SAN DIEGO - The San Diego City Council has agreed to a settlement in the ACLU's 2000 lawsuit challenging the City's subsidy of the Desert Pacific Boy Scout Council through preferential leases for public land in Balboa Park and Fiesta Island Aquatic Park.

In July 2003, Federal District Court Judge Napoleon Jones ruled that the Balboa Park lease violates First Amendment guarantees of separation of church and state. The City has agreed to request that Judge Jones enter a final judgment based on that ruling and then to give notice to the Scouts that the Balboa Park lease has terminated and that their interest in the property has expired.

The City has also agreed to end its support of the Scouts in the lawsuit and not to oppose the ACLU as it pursues resolution of the remaining issues in the lawsuit, particularly those involving the Fiesta Island lease, which Jones put over for trial in his July ruling.

"San Diego has finally taken itself out of the business of endorsing the exclusion of many of its residents from their own city parks. While, it is unfortunate that it has taken an adverse court ruling to get the City on the right side of this issue, the end result is a victory for every San Diegan who cares about tolerance and equality," says ACLU legal director, Jordan Budd.

The City has given the Scouts nearly seventy years of exclusive use of 18 acres of prime park property in city-owned Balboa Park for $1 per year and free use of an aquatic facility on city-owned Fiesta Island in Mission Bay through preferential leases. The Balboa Park lease also contains a provision that terminates the lease if any court issues a final judgment finding the lease illegal. The City Attorney will ask Judge Jones for such a final judgment based on his finding that the lease is unconstitutional and will then notify the Scouts that the termination clause has been triggered, paving the way for the removal of the Boy Scouts from the park.

"The Boy Scouts cannot have it both ways. Having gone to great lengths to establish that discrimination against gays and non-believers is essential to their mission, and therefore protected by the First Amendment, they cannot now turn around and ask the people of San Diego to foot the bill for that discrimination," says ACLU volunteer attorney M.E. Stephens of the law firm Stock, Stephens, LLP.

"We applaud the City for finally doing the right thing," says co-counsel Mark Danis of the law firm of Morrison & Foerster. "While it may be legally acceptable for the Scouts to privately discriminate against so many boys and their families, it has never been acceptable for the City to bar those families from a public park. Government has a constitutional duty to treat everyone fairly and equally."

The lawsuit was filed on behalf of two San Diego families, the Breens and the Barnes-Wallaces. The Breens are agnostics who are unsure of the existence of God and who do not participate in organized religion. They have a son, Maxwell, who is nine years old. The Barnes-Wallaces are a same sex couple with a ten-year-old son, Mitchell.

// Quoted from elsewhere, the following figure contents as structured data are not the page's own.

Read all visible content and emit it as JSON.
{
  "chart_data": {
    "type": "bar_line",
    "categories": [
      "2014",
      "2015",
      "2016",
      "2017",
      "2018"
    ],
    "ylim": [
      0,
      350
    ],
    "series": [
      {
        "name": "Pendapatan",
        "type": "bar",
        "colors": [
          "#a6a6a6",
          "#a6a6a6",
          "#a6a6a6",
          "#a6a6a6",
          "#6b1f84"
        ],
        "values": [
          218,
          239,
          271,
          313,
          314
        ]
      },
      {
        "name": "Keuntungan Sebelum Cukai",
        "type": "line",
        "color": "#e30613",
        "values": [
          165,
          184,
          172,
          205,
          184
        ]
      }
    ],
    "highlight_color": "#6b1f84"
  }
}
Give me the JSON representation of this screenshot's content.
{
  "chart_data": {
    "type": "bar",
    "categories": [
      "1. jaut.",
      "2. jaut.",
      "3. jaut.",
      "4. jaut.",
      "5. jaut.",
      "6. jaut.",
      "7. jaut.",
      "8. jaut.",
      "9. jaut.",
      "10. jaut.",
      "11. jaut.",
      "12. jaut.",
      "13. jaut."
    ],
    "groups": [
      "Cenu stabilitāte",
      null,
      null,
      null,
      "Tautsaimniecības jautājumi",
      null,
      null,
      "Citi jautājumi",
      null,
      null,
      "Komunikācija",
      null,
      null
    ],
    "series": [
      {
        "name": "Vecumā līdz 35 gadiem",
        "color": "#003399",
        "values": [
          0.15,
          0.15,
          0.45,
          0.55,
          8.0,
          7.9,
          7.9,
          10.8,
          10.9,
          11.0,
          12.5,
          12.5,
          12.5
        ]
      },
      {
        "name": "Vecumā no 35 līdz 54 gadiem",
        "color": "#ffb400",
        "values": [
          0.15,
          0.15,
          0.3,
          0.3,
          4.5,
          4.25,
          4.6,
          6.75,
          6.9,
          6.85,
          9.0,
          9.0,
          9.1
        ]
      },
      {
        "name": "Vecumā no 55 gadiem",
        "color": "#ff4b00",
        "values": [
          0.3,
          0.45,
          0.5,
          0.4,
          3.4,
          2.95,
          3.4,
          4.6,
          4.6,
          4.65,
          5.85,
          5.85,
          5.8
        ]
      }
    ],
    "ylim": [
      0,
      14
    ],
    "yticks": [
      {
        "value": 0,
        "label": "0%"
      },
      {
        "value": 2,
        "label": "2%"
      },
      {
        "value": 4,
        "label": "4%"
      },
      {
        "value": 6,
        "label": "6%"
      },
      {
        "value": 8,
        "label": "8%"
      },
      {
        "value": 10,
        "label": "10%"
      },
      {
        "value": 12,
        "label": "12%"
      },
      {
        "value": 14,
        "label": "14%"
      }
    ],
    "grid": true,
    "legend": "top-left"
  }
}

Both families are avid users of Balboa Park, except the portion of the park under Boy Scout control. Their sons would like to be Scouts, but cannot join. Max Breen would be unable to take the Boy Scout oath, which avows a reverence for God. Mitchell Barnes-Wallace cannot join because his parents are lesbians, whom the Scouts do not consider "morally clean."

Even if the boys were able to avoid taking the Scout oath or, in Mitchell's case, revealing his parents' sexual orientation, each time the boys participated in Scouting activities they would be reminded that their families are considered unfit by Boy Scout standards and, by extension, by the City of San Diego. The lawsuit challenges the City's financial subsidy of these policies.

The lawsuit is Barnes-Wallace v. City of San Diego, case # 00cv1726J.